Saturday, July 21, 2001

'Jane Eyre': a classic we'd all be better off without

You've probably heard the expression that a million monkeys typing for a million years eventually will reproduce the works of William Shakespeare. I give "Jane Eyre" one monkey, ten minutes. I cannot see reading this book again unless it's the only way to save a terminally ill relative.

This book is a slow read. And I mean slow. A snail? Greased lightning. Molasses on a cold day? Quicksilver. Eighth-period study hall in high school on a Friday? Over in a flash. We're talking a slow, boring read here, even without the benefit of a high school English teacher's enthusiasm for ruining literature.

The novel chronicles the story of Jane Eyre from her childhood as an orphan up until the birth of her first child. Jane's childhood as a 19th-century orphan is so rotten, and she is picked on by the cousins she lives with, misliked and mistreated by her aunt and so on. Unfortunately, Bronte's writing is so dry and lifeless that it's hard to care.

It just gets worse from there.
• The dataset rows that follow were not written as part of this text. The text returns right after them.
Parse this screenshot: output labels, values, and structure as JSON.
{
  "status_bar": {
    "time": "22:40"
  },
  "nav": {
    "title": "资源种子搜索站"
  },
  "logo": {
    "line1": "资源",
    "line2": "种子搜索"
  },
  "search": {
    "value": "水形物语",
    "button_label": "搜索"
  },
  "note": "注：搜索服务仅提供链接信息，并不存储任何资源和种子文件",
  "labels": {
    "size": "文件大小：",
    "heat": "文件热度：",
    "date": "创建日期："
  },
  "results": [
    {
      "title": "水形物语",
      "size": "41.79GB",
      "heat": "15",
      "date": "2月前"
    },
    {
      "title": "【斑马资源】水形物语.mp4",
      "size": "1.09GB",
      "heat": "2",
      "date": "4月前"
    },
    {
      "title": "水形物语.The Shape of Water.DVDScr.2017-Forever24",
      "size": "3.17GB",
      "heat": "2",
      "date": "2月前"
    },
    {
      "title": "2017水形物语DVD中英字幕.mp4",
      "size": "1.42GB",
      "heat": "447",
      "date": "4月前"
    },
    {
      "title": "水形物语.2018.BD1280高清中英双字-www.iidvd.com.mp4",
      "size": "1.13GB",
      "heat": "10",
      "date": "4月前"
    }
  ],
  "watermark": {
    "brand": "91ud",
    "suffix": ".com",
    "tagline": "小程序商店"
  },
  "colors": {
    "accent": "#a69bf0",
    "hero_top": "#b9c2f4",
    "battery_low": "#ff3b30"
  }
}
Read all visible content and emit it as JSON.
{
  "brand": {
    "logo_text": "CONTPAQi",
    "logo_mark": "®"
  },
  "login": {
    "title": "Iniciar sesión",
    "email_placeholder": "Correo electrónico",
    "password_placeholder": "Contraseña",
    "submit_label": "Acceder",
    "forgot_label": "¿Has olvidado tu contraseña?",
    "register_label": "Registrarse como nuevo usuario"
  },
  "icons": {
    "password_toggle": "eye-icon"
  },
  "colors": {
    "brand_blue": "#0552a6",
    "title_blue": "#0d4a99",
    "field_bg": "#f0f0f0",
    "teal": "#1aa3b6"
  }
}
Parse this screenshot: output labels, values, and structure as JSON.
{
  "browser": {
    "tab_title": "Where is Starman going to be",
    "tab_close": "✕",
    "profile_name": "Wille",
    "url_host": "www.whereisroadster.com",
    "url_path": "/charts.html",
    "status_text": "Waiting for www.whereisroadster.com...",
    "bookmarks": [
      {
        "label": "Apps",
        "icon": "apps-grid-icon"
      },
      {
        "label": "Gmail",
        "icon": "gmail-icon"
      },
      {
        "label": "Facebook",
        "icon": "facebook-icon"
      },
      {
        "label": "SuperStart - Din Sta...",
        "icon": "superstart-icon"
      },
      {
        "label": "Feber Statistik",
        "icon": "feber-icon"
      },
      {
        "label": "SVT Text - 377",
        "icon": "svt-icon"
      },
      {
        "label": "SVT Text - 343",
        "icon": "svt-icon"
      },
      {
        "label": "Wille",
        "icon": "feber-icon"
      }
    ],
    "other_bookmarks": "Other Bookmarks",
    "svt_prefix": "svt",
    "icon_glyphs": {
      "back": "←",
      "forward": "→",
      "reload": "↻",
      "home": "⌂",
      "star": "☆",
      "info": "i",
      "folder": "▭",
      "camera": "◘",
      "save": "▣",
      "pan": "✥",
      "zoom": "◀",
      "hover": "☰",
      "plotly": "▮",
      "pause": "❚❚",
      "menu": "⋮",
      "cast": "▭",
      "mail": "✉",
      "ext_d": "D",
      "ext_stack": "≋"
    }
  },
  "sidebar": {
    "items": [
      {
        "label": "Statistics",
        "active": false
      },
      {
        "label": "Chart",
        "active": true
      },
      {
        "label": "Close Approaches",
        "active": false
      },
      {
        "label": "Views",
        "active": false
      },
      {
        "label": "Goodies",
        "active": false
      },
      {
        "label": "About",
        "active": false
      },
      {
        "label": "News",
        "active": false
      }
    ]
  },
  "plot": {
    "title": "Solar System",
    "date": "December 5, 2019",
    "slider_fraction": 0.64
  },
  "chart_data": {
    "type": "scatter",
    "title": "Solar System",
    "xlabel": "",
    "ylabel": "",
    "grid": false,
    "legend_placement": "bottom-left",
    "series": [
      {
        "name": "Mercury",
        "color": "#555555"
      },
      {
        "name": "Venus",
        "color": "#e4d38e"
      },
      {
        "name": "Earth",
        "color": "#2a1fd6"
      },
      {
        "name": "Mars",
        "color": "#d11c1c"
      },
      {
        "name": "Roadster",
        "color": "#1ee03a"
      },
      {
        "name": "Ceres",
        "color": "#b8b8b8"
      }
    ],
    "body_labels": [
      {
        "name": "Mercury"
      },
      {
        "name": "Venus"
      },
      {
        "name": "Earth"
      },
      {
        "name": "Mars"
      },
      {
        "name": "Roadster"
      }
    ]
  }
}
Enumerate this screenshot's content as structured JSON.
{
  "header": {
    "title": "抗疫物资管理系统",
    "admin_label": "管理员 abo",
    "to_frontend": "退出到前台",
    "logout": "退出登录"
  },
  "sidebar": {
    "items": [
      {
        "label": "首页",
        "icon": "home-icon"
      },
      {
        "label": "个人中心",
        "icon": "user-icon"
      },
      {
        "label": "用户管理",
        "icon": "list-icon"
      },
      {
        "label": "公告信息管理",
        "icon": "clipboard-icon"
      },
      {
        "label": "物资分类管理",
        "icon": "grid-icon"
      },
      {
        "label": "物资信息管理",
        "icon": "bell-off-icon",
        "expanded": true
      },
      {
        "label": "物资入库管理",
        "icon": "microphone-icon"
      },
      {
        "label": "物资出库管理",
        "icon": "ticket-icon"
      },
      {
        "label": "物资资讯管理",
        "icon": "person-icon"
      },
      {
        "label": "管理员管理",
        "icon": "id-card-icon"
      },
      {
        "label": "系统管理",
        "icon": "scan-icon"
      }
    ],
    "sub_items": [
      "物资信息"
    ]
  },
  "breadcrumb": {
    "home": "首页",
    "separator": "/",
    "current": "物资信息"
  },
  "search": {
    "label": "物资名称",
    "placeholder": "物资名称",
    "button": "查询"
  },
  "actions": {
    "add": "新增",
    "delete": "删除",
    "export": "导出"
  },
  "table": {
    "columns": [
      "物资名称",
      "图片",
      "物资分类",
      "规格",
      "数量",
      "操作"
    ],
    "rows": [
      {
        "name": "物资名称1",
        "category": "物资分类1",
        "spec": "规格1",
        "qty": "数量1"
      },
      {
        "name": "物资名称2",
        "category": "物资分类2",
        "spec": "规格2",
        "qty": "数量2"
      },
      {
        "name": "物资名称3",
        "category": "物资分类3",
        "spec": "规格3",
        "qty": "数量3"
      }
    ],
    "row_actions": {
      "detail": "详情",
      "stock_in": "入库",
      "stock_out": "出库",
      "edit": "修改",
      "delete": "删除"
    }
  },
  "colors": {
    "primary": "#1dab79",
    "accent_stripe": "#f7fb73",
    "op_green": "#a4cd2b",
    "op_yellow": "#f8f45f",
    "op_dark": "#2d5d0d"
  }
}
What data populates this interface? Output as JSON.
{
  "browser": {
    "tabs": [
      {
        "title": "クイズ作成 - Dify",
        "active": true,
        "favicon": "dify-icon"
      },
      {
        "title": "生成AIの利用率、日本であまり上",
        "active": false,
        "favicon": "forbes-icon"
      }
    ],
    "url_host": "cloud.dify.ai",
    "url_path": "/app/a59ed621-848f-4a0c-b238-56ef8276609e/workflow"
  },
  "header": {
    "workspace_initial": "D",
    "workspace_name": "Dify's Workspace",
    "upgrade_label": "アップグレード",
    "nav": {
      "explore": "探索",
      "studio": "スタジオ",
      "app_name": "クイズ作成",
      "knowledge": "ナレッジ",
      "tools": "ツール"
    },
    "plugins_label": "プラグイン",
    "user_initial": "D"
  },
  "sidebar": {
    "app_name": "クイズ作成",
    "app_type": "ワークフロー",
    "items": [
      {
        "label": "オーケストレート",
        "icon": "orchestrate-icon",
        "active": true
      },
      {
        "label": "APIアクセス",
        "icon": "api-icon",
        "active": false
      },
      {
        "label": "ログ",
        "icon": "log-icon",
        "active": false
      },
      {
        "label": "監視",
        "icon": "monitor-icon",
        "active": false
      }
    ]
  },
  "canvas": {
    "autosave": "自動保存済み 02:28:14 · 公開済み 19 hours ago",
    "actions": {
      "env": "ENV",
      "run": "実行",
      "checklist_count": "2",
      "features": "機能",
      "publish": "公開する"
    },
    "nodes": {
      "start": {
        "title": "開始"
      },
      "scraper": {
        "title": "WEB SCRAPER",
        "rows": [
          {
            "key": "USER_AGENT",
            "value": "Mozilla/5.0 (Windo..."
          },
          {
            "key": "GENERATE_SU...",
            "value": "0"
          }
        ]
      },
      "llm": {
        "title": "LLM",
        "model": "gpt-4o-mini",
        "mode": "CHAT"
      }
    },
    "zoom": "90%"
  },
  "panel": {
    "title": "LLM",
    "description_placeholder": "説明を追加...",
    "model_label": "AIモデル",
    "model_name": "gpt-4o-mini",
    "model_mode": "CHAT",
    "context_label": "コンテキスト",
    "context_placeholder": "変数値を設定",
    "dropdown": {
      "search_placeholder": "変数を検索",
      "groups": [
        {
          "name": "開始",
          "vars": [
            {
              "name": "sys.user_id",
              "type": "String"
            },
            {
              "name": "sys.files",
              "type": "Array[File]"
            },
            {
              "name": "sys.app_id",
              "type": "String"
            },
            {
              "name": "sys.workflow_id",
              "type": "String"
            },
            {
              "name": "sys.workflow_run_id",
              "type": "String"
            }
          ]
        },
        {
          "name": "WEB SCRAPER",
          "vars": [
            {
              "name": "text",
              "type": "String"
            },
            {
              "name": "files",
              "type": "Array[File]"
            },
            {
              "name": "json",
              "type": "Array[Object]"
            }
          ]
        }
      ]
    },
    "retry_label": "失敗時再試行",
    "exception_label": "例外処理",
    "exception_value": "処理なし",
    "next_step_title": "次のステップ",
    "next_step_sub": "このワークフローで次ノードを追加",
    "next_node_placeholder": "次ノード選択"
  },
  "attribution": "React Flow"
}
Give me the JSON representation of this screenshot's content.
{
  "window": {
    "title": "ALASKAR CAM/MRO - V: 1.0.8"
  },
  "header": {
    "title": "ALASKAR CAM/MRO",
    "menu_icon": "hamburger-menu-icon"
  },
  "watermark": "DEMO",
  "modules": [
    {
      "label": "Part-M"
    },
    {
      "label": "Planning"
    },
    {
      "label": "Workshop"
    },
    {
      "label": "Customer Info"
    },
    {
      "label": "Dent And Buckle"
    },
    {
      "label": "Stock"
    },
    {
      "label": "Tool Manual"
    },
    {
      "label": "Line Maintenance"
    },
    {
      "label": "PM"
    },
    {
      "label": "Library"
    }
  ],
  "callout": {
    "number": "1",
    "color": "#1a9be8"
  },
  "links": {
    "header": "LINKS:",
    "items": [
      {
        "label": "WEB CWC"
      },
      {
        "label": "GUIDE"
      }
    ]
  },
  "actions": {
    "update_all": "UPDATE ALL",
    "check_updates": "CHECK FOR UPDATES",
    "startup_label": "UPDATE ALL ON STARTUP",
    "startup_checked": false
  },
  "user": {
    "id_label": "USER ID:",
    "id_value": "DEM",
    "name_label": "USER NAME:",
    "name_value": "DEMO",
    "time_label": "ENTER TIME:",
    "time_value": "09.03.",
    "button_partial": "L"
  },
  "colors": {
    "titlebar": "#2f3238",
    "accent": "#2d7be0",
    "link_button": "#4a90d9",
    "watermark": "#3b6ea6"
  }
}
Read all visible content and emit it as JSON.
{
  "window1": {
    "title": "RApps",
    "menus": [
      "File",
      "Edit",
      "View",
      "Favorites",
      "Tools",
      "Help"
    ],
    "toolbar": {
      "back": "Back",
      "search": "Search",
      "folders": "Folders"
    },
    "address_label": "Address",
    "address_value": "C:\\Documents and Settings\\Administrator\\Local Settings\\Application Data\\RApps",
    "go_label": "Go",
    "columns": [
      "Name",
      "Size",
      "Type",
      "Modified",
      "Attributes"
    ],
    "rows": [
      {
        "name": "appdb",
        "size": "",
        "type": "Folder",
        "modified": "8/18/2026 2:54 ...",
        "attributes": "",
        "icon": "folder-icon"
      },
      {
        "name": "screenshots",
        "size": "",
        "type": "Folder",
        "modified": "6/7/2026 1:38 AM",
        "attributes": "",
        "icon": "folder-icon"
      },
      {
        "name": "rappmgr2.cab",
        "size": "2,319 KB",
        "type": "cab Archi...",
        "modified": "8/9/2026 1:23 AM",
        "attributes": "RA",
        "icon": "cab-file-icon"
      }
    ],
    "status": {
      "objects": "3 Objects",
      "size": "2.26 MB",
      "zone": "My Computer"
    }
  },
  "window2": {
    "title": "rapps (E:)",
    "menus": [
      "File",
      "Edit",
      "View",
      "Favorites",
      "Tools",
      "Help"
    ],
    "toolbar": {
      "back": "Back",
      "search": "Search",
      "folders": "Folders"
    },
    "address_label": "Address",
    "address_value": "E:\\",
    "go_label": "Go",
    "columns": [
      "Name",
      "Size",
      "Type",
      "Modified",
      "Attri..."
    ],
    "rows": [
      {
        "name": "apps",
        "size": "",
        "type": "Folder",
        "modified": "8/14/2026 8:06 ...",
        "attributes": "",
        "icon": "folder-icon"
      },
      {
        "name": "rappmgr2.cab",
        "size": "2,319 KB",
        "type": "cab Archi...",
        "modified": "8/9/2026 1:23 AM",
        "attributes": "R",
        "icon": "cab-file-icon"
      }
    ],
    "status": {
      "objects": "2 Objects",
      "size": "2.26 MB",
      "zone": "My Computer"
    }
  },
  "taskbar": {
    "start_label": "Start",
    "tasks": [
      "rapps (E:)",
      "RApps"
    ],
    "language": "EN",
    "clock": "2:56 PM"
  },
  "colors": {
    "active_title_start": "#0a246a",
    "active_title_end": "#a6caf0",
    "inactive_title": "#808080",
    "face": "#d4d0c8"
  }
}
We get to hear every self-pitying thought Jane has (and there are plenty of them), about how plain she is, how her employer Mr. Rochester could never love her, how beautiful her imagined rival in love is, and on and on and on for page after tedious page.

This is both good and original. I will give Charlotte Bronte the benefit of the doubt, and will say that "Jane Eyre" is thoroughly original. Unlike the works of Shakespeare and a number of other classics of English and world literature, it is not good.